To this day I am unable to take even the slightest whiff of whiskey without feeling ill. This story was written back in 2005 while living with Tom in Palo Alto. 


It has become very clear to me that a major part of my J-O-B in ‘05 is travel. Business travel is something that has a certain mystique to it when you’re not doing it and a certain mildewy smell to it when you are immersed in it. I am still relatively new at trying to figure out its nuances and from time to time I still make major blunders. Like getting blurry-eyed drunk the night before a cross-country flight. 

I’m not exactly sure what happened last Saturday night other than that the number of drinks that I put in my body was apparently vastly more than my body is willing to process. It started out innocently enough at my apartment with Tom and the neighbors and quickly escalated into more people and more alcohol. Remind me never to have someone I’ve only met twice pour me an undisclosed drink in a plastic red cup. Around 10pm we got the genius idea to mosey on down the street to a local club and do some dancing. Though really it was just more drinking coupled with us shaking our proverbial groove things. Laughing, having a ball, Tom and I decided it was time for shots of whiskey. 

My friends, when Tom and I make the call for shots of whiskey, flying tackle us and drag us home because the night is not heading in what Dr. Phil would call a “positive direction.” 

Unfortunately, the other (drunk) people around us rallied around the cry of WHISKEY SHOTS FOR ALL! It was about this time that the population of the club suddenly doubled. Interesting. I was pretty sure that the number of people in the club hadn’t actually doubled and became suspicious of my perceptive abilities. It was then that I remembered that I had to fly to Boston the next morning.
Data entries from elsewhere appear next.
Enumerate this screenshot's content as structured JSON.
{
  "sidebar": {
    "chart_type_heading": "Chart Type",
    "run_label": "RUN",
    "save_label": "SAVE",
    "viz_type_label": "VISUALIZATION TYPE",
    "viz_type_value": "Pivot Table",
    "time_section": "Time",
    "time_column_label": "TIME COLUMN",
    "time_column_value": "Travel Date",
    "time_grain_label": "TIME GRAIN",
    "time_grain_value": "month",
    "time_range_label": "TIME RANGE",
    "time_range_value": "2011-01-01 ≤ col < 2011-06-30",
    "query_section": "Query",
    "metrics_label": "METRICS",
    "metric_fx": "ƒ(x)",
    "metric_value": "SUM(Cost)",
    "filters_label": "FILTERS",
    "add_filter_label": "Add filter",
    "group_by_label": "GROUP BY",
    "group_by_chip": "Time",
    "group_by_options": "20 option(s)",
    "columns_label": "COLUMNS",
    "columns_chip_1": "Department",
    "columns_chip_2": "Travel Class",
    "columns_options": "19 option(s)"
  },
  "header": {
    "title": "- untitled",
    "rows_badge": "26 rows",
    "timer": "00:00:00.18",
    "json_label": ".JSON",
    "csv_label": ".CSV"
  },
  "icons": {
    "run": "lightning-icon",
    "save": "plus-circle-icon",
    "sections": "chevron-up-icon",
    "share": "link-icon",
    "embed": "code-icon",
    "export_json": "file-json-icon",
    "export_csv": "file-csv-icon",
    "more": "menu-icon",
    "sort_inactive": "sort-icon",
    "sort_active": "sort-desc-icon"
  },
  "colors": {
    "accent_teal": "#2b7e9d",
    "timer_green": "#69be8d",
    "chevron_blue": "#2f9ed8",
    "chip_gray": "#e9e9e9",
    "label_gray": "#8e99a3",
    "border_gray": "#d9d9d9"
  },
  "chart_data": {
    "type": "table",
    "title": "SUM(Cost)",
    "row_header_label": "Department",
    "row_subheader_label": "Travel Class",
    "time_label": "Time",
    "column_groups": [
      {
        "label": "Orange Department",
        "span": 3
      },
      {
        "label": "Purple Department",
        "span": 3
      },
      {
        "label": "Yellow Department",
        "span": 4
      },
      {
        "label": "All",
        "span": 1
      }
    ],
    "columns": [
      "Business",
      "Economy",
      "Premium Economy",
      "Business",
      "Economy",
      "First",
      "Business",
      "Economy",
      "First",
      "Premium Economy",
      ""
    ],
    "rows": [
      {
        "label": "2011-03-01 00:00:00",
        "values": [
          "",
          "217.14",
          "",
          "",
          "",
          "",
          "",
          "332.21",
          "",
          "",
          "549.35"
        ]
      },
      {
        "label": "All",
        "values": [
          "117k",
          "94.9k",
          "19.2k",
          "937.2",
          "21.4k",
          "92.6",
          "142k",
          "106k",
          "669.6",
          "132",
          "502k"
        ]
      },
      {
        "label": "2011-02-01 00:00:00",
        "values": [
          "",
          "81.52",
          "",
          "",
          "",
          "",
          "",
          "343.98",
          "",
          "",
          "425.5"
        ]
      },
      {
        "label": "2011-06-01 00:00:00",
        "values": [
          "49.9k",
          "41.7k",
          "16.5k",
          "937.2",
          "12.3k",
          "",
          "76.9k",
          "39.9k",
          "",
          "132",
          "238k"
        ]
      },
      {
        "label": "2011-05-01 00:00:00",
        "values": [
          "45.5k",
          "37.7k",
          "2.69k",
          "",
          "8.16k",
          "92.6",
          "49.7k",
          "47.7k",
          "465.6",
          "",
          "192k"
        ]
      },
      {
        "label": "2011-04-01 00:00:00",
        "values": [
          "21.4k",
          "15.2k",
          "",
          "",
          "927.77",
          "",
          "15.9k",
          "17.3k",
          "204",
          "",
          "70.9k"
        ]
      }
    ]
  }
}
Shiza. Miraculously I managed to get myself home and into bed, albeit on top of the covers and fully clothed. 

It is entirely possible that sometime during the descent from standing to laying down I fell fast asleep. This is how I failed to notice when 5 people dog-piled on top of me 30 minutes later. I slept right through it. At about 9:30am the next morning a haggard-looking Tom poked his head in and asked me when I needed to be at the airport. Since my flight was leaving at 10:20am, my response was a resounding “Now.” Oh, and I hadn’t packed yet. Bleary eyed but motivated I power-packed, praying that I wouldn’t forget anything and asked Tom to take me to the airport, a task he begrudgingly accepted knowing that I would owe him BIG one day.

When I arrived at the airport I walked through security, stepped onto the plane, buckled in, and we left. The first leg of the flight was pretty good because I quite literally passed out. Unshowerd and wearing the same clothes as the day before, I’m sure I was an absolute delight to be around in the open expanse of the airplane cabin. A mere 20 minutes from Dallas, one of the passengers got it in his head to faint and not execute a timely recovery. Declaring a medical emergency, the pilot made the call to land in Lubock, TX. Yes, Lubock, TX. 

Let me make it very clear to you that when planes “land” in emergency medical situations they do not drift down to the ground, they DROP OUT OF THE SKY. As I’m sure you can imagine this was not the most pleasant experience for my fragile state. So we landed, got him situated, took off again through turbulent skies and 20 minutes later we began our descent into Dallas traveling right back through the turbulence. Damn, those little vomit bags look awfully small, don’t they? I managed to keep all of my food to myself but had to run to my connecting flight to Boston. 

By this time the storm’s intensity had increased at least tenfold and there was talk that we wouldn’t even be able to take off. Unfortunately, I had Chuck Yeager piloting the plane and he decided to risk it. For 30 minutes I experienced the most intense roller coaster ever designed. Sudden drops of 10 feet or more were commonplace and even the most stout-hearted had a white-knuckle grip on their armrests. I closed my eyes and found a happy place, promising my neighbor that I would indeed vomit into the aisle if need be. 3 harrowing hours later I found myself on the ground at Logan airport. Feeling pretty good about things by that time, I strolled on out into the Boston night. Only to find that it was 12 degrees outside. Holy hell do I have a lot to learn about business travel.